В добавление к прочим обязанностям старший сержант службы связи Тимо Хярконнен действовал в качестве весьма эффективного амортизатора между Харьяло и всеми остальными компонентами мироздания.
– Сэр, пришел майор Санмартин, – доложил Хярконнен. – Я впущу его.
– В чем дело, Рауль? – буркнул Харьяло, спустив ноги на пол и протирая глаза.
– Снова неприятности, – вздохнул Санмартин. – Местная полиция обнаружила труп одного из известных радикалов. Никто не видел его день или два. Кто-то всадил ему пулю в затылок и запихнул в мусорный ящик. Он выглядит так, словно его пытали перед смертью.
– АДС снова очищает свои ряды от несогласных?
– Возможно, – уклончиво ответил Санмартин.
– В трупе было что-нибудь необычное?
– Только одно – кто-то запихнул ему в правый ботинок несколько новых банкнотов.
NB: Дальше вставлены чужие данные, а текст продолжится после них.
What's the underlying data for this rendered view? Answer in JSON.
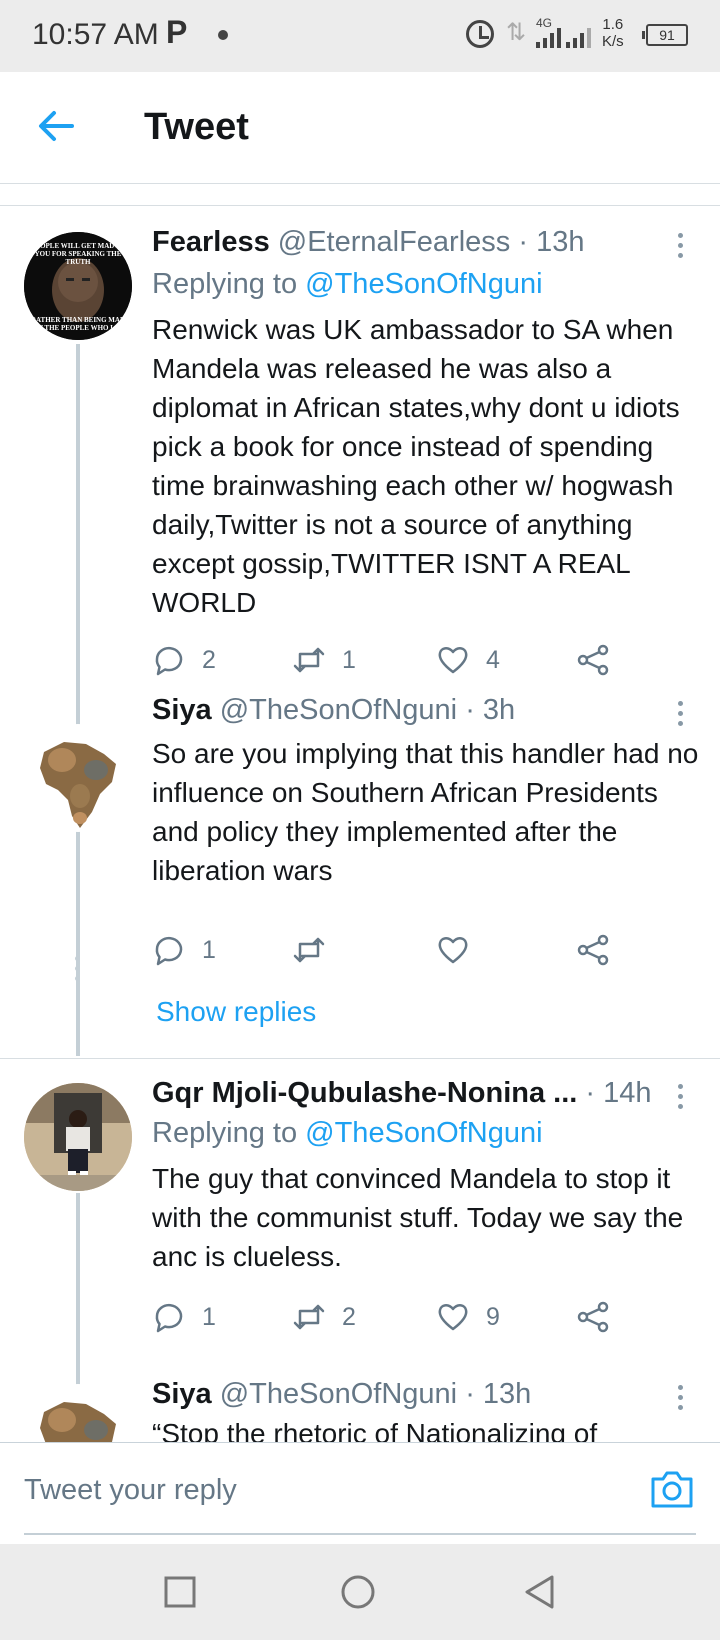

– Черт! – воскликнул Харьяло. – Значит, это сделали проклятые маньчжуры – возможно, по приказу. Это очень старое китайское суеверие – оставлять деньги в башмаке того, кого ты убил, чтобы ему были обеспечены достойные похороны и его дух не тревожил тебя. Не знаю, верят ли в это китайские «черноногие», но они поступают так, чтобы люди понимали, чьих рук это дело. Должно быть, они вытянули из бедняги все, что он знал, – хотя я сомневаюсь, что он знал многое, – и потом прикончили его. Таким образом Суми дает понять местным радикалам, что он не намерен шутить.
– 2-й взвод разведроты маньчжурского полка предназначен для борьбы с «подрывными элементами», – медленно произнес Санмартин, – но я думаю, что Суми предупреждает не столько АДС, сколько нас. Мы. уже начали получать от городских торговцев жалобы на маньчжуров и императорских гвардейцев. Такие случаи не улучшат положения.
Через несколько минут, пока Санмартин сбрасывал с себя амуницию, Тимо Хярконнен подозвал его к телефону.
– Алло. Это Санмартин.
– Рауль?
Ему понадобилось несколько секунд, чтобы узнать голос Аннеке Бринк с музыкального факультета – приятной женщины, хотя и слишком хорошенькой и слишком осведомленной об этом.
– Здравствуй, Аннеке. Как поживаешь? – Во время мятежа Бринк потеряла своего деверя, футболиста по имени ле Гранж, и ей понадобилось время, чтобы избавиться от неприязни к Санмартину.
– Спасибо, хорошо. Рада, что ты не забыл меня после нашей жуткой работы в комитете.
Хярконнен кивнул и скромно удалился.
– Ханна утверждает, что мне следовало бы заняться политикой, – улыбнулся Санмартин.
– Пожалуйста, передай от меня привет рядовому Эрикссону, – продолжала Бринк. – Хорошо, если бы ты смог убедить его заняться музыкой профессионально.
У капеллана Эрикссона был на редкость красивый баритон, и Бринк аккомпанировала ему, когда Лет- суков и 3-я рота участвовали в постановке «Бориса Годунова».
– Передам, но подозреваю, что он вполне удовлетворен двумя теперешними профессиями. Чем я могу тебе помочь, Аннеке?
Нотки кокетства исчезли из голоса женщины.
– Я очень волнуюсь, Рауль. Что происходит?